The Original Building

In a rural village, adjacent to an open field, a patch of limestone was dug to provide the building blocks of what became a few rooms to house the livestock. Throughout the centuries this same building together with it’s surrounding experienced a  transformation to become the core of the village of Siggiewi.

That open field that was the playground to our forefathers as children had a stone statue of the much beloved patron saint erected just in the middle. This statue of Saint Nicholas was supposed to look uphill, towards the newly built Baroque church but legend tells us how the statue turned around overnight as it laid hanging for it to be lowered in place the following morning.

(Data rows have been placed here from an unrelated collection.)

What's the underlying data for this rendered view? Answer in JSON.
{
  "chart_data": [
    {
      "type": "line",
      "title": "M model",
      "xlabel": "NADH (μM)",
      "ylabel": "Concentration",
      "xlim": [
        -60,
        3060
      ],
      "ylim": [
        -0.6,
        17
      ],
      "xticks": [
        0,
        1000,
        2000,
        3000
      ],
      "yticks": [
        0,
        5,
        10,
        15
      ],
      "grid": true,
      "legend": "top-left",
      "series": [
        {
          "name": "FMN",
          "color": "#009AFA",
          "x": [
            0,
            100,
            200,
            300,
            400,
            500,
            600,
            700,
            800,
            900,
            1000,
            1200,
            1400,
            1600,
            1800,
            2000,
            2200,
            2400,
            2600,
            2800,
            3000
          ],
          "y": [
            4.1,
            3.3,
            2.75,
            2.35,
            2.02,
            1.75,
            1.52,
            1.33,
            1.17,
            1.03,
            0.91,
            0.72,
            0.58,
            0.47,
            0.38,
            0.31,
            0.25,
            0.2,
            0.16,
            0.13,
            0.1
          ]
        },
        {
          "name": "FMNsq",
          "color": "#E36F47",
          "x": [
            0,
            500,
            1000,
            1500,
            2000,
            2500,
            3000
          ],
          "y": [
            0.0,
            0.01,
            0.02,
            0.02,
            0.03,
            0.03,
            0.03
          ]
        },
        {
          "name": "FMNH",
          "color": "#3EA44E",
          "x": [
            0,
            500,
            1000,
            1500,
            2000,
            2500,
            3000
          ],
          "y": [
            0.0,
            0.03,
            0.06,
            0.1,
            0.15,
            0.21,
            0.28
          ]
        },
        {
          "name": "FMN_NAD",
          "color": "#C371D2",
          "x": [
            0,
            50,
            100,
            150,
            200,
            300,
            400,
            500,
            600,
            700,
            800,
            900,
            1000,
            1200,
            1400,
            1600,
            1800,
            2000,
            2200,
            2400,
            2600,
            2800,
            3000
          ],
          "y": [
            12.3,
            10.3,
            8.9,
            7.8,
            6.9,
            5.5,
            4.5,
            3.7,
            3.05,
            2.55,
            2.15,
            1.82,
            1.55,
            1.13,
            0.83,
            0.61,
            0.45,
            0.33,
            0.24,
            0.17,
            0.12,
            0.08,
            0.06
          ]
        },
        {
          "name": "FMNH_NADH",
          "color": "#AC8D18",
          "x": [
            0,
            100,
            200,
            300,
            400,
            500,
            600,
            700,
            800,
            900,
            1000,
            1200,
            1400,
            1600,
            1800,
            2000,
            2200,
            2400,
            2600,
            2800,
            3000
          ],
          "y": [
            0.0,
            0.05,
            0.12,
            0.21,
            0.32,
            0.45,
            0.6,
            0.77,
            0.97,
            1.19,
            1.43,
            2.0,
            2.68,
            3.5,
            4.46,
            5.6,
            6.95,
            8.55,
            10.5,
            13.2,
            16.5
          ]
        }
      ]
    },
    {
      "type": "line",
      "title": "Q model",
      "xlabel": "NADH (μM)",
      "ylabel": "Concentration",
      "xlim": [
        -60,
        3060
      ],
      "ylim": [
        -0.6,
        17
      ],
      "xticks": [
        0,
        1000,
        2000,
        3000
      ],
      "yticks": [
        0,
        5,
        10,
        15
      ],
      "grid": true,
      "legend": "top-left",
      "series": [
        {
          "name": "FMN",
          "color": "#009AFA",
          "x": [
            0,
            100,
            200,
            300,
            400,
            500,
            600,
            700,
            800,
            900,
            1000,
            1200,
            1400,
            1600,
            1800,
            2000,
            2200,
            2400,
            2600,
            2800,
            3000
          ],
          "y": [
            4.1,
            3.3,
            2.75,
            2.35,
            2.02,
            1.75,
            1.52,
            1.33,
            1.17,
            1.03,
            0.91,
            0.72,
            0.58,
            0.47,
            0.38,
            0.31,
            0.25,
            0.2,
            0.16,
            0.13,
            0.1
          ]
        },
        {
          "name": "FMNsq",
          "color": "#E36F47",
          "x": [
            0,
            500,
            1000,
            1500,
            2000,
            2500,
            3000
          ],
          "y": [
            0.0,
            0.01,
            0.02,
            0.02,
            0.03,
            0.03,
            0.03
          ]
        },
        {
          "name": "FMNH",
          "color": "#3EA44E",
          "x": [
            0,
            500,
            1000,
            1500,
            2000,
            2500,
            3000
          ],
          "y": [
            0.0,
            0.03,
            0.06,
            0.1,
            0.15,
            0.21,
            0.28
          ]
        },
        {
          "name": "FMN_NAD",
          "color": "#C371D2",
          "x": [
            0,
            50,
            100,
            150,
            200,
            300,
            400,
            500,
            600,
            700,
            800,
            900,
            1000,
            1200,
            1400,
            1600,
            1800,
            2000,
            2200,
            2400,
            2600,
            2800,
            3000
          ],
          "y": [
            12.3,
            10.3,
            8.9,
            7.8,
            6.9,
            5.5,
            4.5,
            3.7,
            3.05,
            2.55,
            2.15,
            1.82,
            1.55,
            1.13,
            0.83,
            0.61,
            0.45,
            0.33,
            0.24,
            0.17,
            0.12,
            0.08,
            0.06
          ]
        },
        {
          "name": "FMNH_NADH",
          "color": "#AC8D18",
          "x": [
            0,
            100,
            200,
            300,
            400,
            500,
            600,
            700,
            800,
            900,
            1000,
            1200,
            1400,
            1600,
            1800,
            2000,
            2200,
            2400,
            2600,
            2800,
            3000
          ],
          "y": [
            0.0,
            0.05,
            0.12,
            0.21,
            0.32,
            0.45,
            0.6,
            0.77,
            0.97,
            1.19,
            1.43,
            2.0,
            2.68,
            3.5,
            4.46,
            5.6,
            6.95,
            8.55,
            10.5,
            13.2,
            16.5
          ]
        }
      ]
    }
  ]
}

The small cluster of rooms, stood there through time, humbly serving it’s purpose but with a new dwelling built in the 70’s to host the family of Salvatore and Agnes Schembri.

Building Pjazza Suites

The current owners started works in 2017 to convert these two distinct buildings into an exclusive 5-suite Boutique Hotel. The challenge was to retain as much character and architectural heritage as possible to showcase the origins of the house whilst offering guests a comfortable accommodation.

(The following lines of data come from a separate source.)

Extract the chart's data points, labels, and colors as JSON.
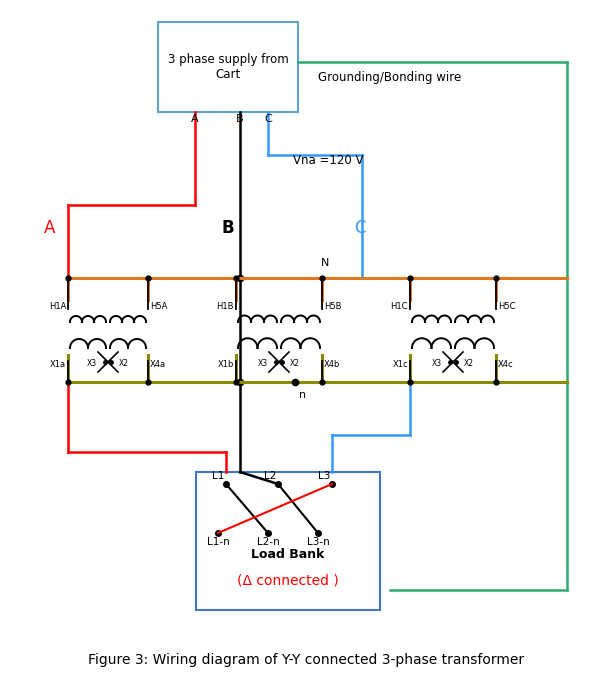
{
  "title": "Figure 3: Wiring diagram of Y-Y connected 3-phase transformer",
  "supply_box_text": "3 phase supply from\nCart",
  "grounding_text": "Grounding/Bonding wire",
  "vna_text": "Vna =120 V",
  "label_A": "A",
  "label_B": "B",
  "label_C": "C",
  "label_N": "N",
  "label_n": "n",
  "delta_text": "(Δ connected )",
  "load_bank_text": "Load Bank",
  "supply_box_color": "#5BA3C9",
  "grounding_color": "#2EAA6E",
  "orange_bar_color": "#E07820",
  "olive_bar_color": "#8B8B00",
  "load_box_color": "#4472C4",
  "red_wire_color": "#FF0000",
  "blue_wire_color": "#3399FF",
  "black_wire_color": "#000000",
  "fig_width": 6.12,
  "fig_height": 7.0,
  "dpi": 100
}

Whilst the most recent part of the house, that built in the 70’s was completely demolished, the older rooms and the underlying water cistern were carefully dismantled, numbered and stored to be re-used in the new structure.

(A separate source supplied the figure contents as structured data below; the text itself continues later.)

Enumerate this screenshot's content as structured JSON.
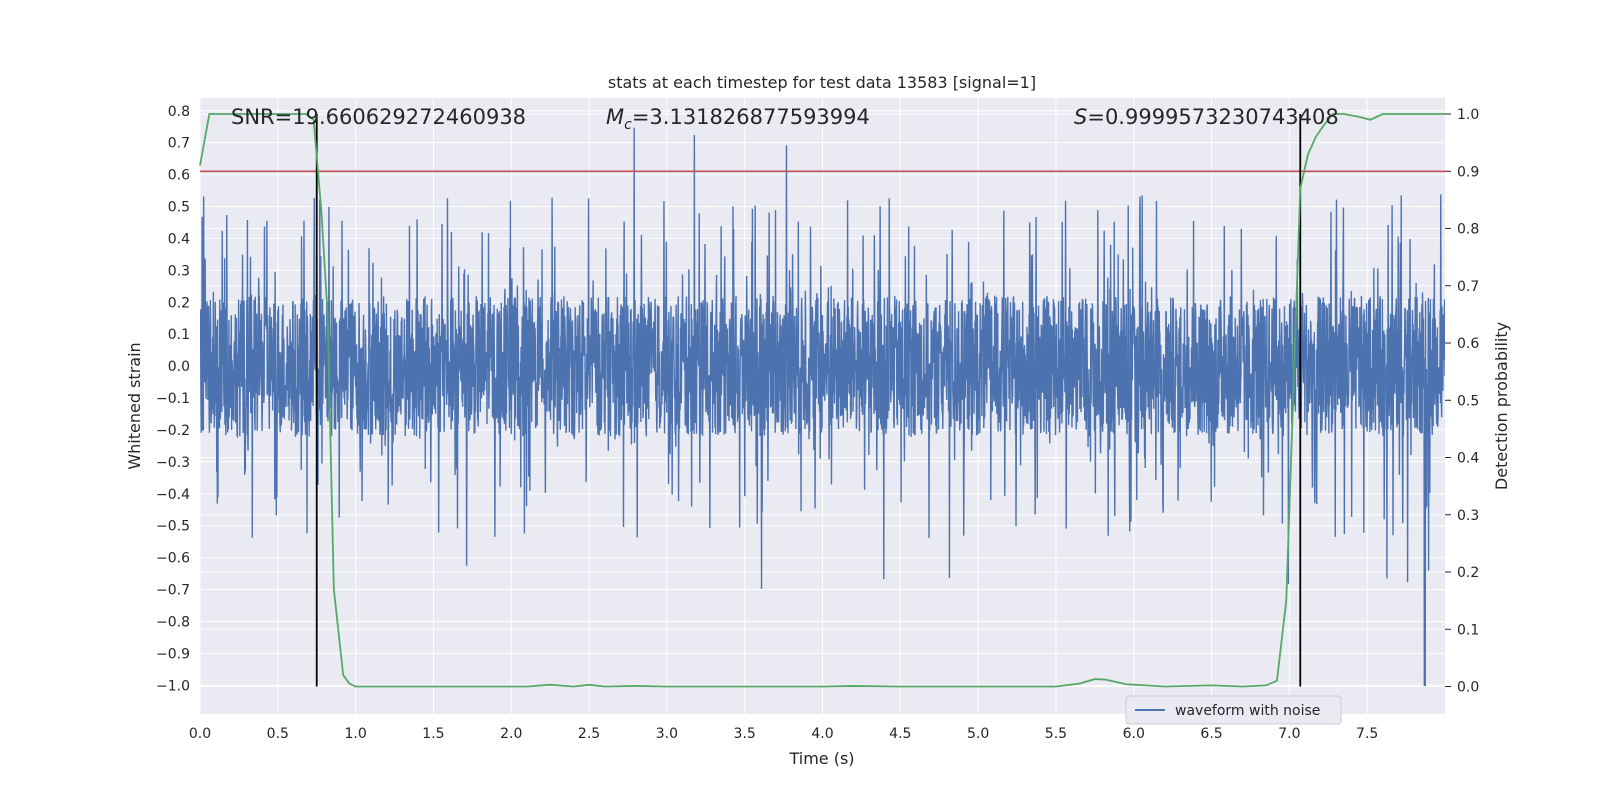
{
  "chart_data": {
    "type": "line",
    "title": "stats at each timestep for test data 13583 [signal=1]",
    "xlabel": "Time (s)",
    "ylabel": "Whitened strain",
    "y2label": "Detection probability",
    "xlim": [
      0.0,
      8.0
    ],
    "ylim": [
      -1.09,
      0.84
    ],
    "y2lim": [
      -0.048,
      1.028
    ],
    "x_ticks": [
      0.0,
      0.5,
      1.0,
      1.5,
      2.0,
      2.5,
      3.0,
      3.5,
      4.0,
      4.5,
      5.0,
      5.5,
      6.0,
      6.5,
      7.0,
      7.5
    ],
    "y_ticks": [
      -1.0,
      -0.9,
      -0.8,
      -0.7,
      -0.6,
      -0.5,
      -0.4,
      -0.3,
      -0.2,
      -0.1,
      0.0,
      0.1,
      0.2,
      0.3,
      0.4,
      0.5,
      0.6,
      0.7,
      0.8
    ],
    "y2_ticks": [
      0.0,
      0.1,
      0.2,
      0.3,
      0.4,
      0.5,
      0.6,
      0.7,
      0.8,
      0.9,
      1.0
    ],
    "grid": true,
    "legend_position": "lower-right",
    "annotations": {
      "snr": "SNR=19.660629272460938",
      "mc_symbol": "M",
      "mc_sub": "c",
      "mc_value": "=3.131826877593994",
      "s_symbol": "S",
      "s_value": "=0.9999573230743408"
    },
    "threshold": {
      "y2": 0.9,
      "color": "#c44e52"
    },
    "vlines": [
      0.75,
      7.07
    ],
    "series": [
      {
        "name": "waveform with noise",
        "axis": "left",
        "color": "#4c72b0",
        "kind": "noise",
        "samples": 4096,
        "core_amplitude": 0.22,
        "spike_max": 0.76,
        "spike_min": -1.0,
        "x_range": [
          0.0,
          8.0
        ]
      },
      {
        "axis": "right",
        "color": "#55a868",
        "x": [
          0.0,
          0.06,
          0.2,
          0.4,
          0.6,
          0.68,
          0.73,
          0.78,
          0.82,
          0.86,
          0.92,
          0.96,
          1.0,
          1.05,
          1.2,
          1.5,
          2.0,
          2.1,
          2.25,
          2.4,
          2.5,
          2.6,
          2.8,
          3.0,
          3.5,
          4.0,
          4.2,
          4.5,
          5.0,
          5.5,
          5.65,
          5.75,
          5.82,
          5.95,
          6.2,
          6.5,
          6.7,
          6.85,
          6.92,
          6.98,
          7.03,
          7.07,
          7.12,
          7.17,
          7.22,
          7.28,
          7.35,
          7.45,
          7.52,
          7.6,
          7.8,
          8.0
        ],
        "y": [
          0.91,
          1.0,
          1.0,
          1.0,
          1.0,
          1.0,
          0.99,
          0.83,
          0.65,
          0.17,
          0.02,
          0.005,
          0.0,
          0.0,
          0.0,
          0.0,
          0.0,
          0.0,
          0.003,
          0.0,
          0.003,
          0.0,
          0.001,
          0.0,
          0.0,
          0.0,
          0.001,
          0.0,
          0.0,
          0.0,
          0.005,
          0.013,
          0.012,
          0.004,
          0.0,
          0.002,
          0.0,
          0.002,
          0.01,
          0.15,
          0.55,
          0.87,
          0.93,
          0.96,
          0.98,
          1.0,
          1.0,
          0.995,
          0.99,
          1.0,
          1.0,
          1.0
        ]
      }
    ]
  }
}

The owners wanted to remain true to the original layout of the farm, built on just 2 levels, surrounding an open courtyard and accessible through a central, open-air staircase. Today, Pjazza Suites Boutique Hotel proudly features in it’s suites a number of artefacts in limestone of an architectural importance, amongst which;

  • A pair of Arches spanning over 3 metres, cut and curved by hand;
  • This Slabs of limestone known in Maltese as xorok that used to span over arches to form ceilings;
  • Protruding Corbels known in Maltese as kileb that used to support the xorok at the extremities of the room;
  • Limestone walls/rubble walls at the perimeter of the property showing the different cutting techniques and sizes of slabs through time;
  • Remains of the quarry-like diggings on-site from where the material for building the original structure was obtained.